Biden has been under rising pressure to select more people of color for senior jobs in his administration. One of his most prominent allies, Rep. Jim Clyburn (D-S.C.), told reporters last week he was unhappy with the number of Black people in Biden’s administration. Clyburn, the highest ranking Black lawmaker in Congress, was widely credited with helping Biden win the South Carolina presidential primary, which revived his struggling campaign.

“From all I hear, Black people have been given fair consideration,” Clyburn said last week. “But there is only one Black woman so far.”

“I want to see where the process leads to, what it produces,” he added. “But so far it’s not good.”

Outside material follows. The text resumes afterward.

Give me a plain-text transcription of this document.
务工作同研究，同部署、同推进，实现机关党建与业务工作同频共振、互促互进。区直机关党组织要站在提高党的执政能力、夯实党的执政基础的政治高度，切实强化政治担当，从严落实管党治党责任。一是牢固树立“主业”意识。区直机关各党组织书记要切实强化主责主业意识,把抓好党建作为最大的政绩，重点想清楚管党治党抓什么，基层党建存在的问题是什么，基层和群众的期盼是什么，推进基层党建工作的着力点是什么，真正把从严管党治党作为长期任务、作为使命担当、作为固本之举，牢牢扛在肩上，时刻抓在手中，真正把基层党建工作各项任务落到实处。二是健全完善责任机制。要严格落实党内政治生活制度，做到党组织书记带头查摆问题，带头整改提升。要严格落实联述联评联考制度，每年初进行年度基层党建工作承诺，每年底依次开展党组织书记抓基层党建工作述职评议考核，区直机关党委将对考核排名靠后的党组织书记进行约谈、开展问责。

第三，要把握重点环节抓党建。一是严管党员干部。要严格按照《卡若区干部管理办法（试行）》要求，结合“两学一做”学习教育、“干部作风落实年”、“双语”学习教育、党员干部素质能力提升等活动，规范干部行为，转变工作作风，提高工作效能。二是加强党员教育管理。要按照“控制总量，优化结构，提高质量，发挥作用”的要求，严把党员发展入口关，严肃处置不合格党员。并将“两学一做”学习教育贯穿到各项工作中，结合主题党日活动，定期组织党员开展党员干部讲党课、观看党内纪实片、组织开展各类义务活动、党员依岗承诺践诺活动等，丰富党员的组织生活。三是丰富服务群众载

The newly announced team will inherit a struggling US economy and one of the weakest labor markets in the country’s history, with more than 20 million Americans receiving jobless benefits and an unemployment rate near 7 percent. Biden has vowed to pass major economic stimulus and relief programs and provide aid to jobless workers as well as state and local governments, but Senate Majority Leader Mitch McConnell and the Republican-led Senate have been loath to move on major spending packages — leaving Biden with limited tools to address the spiraling crisis.

As the coronavirus surges, the economy is widely expected to hit another downturn as more states and localities issue new shutdown restrictions, throwing more employees out of work. At the same time, a handful of the aid programs Congress passed in the spring are set to expire at the end of the year, including expanded unemployment insurance, a national eviction moratorium and delays for student loan payments.